Add query string formatting

lupantech · Feb 14, 2024 · 8edab4e · 8edab4e
1 parent ead3afe
commit 8edab4e
Showing 1 changed file with 16 additions and 3 deletions.
diff --git a/models/llava.py b/models/llava.py
@@ -2,6 +2,7 @@
 import random
 from io import BytesIO
 from pathlib import Path
+import re
 
 import numpy as np
 import requests
@@ -75,6 +76,18 @@ def __init__(self, model_path, model_base, conv_mode, temperature, top_p, num_be
 
     def get_response(self, user_prompt: str, image_path: str, decoded_image: Image.Image, problem: dict):
         qs = user_prompt
+        image_token_se = DEFAULT_IM_START_TOKEN + DEFAULT_IMAGE_TOKEN + DEFAULT_IM_END_TOKEN
+        if IMAGE_PLACEHOLDER in qs:
+            if self.model.config.mm_use_im_start_end:
+                qs = re.sub(IMAGE_PLACEHOLDER, image_token_se, qs)
+            else:
+                qs = re.sub(IMAGE_PLACEHOLDER, DEFAULT_IMAGE_TOKEN, qs)
+        else:
+            if self.model.config.mm_use_im_start_end:
+                qs = image_token_se + "\n" + qs
+            else:
+                qs = DEFAULT_IMAGE_TOKEN + "\n" + qs
+
         conv = conv_templates[self.conv_mode].copy()

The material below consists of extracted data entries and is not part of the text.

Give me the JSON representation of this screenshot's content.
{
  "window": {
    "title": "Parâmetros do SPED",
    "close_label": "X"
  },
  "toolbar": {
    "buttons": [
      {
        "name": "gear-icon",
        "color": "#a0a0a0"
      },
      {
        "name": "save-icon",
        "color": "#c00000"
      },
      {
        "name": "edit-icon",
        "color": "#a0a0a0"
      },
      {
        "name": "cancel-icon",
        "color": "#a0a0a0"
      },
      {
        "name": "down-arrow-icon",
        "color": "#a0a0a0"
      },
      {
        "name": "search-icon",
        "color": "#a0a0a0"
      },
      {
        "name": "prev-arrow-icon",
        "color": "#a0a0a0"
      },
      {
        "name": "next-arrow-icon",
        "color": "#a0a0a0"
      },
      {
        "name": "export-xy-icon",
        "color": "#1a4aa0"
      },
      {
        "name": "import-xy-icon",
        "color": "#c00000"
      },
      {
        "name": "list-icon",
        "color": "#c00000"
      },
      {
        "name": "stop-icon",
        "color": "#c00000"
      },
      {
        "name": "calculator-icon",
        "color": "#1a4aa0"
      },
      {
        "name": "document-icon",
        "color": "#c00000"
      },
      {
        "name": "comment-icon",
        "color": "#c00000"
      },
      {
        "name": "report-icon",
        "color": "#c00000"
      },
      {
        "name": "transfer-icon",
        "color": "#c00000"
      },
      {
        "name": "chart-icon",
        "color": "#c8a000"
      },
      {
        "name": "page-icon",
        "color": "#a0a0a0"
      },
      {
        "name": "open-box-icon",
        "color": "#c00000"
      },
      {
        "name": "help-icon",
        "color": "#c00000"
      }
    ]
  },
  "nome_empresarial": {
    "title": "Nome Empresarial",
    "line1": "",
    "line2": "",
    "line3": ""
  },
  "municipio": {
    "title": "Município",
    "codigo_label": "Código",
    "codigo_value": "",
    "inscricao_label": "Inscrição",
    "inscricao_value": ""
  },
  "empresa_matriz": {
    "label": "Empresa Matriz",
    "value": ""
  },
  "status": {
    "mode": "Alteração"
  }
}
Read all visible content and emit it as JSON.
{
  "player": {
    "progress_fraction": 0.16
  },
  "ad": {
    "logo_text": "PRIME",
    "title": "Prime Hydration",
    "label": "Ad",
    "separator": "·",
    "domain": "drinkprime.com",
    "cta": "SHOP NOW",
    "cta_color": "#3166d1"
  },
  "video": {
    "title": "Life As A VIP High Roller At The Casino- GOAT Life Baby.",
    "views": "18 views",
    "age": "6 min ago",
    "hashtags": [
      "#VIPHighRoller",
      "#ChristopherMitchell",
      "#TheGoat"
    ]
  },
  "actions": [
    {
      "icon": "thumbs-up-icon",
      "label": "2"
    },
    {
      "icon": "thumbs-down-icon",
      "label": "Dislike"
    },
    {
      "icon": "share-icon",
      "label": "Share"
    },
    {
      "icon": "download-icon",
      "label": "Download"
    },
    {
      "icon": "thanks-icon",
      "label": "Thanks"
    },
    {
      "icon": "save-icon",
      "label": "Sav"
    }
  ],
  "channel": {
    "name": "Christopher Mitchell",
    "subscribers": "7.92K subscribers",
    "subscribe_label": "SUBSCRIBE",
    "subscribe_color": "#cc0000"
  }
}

         conv.append_message(conv.roles[0], qs)
         conv.append_message(conv.roles[1], None)
@@ -87,10 +100,10 @@ def get_response(self, user_prompt: str, image_path: str, decoded_image: Image.I
         local_decoded_image.save(local_decoded_image_path)
         decoded_image_path = output_folder_path / f"hf_decode_{problem['pid']}.png"
         decoded_image.save(decoded_image_path)
-        images = [local_decoded_image]
         logging.debug(f"Saved local decoded image to {local_decoded_image_path}")
         logging.debug(f"Saved HF decoded image to {decoded_image_path}")
-        # decoded_images = [decoded_image]
+        # images = [local_decoded_image]
+        images = [decoded_image.convert('RGB')]
         images_tensor = process_images(images, self.image_processor, self.model.config).to(
             self.model.device, dtype=torch.float16
         )
@@ -106,7 +119,7 @@ def get_response(self, user_prompt: str, image_path: str, decoded_image: Image.I
         with torch.inference_mode():
             output_ids = self.model.generate(
                 input_ids,
-                # images=images_tensor,
+                images=images_tensor,
                 do_sample=True if self.temperature > 0 else False,
                 temperature=self.temperature,
                 top_p=self.top_p,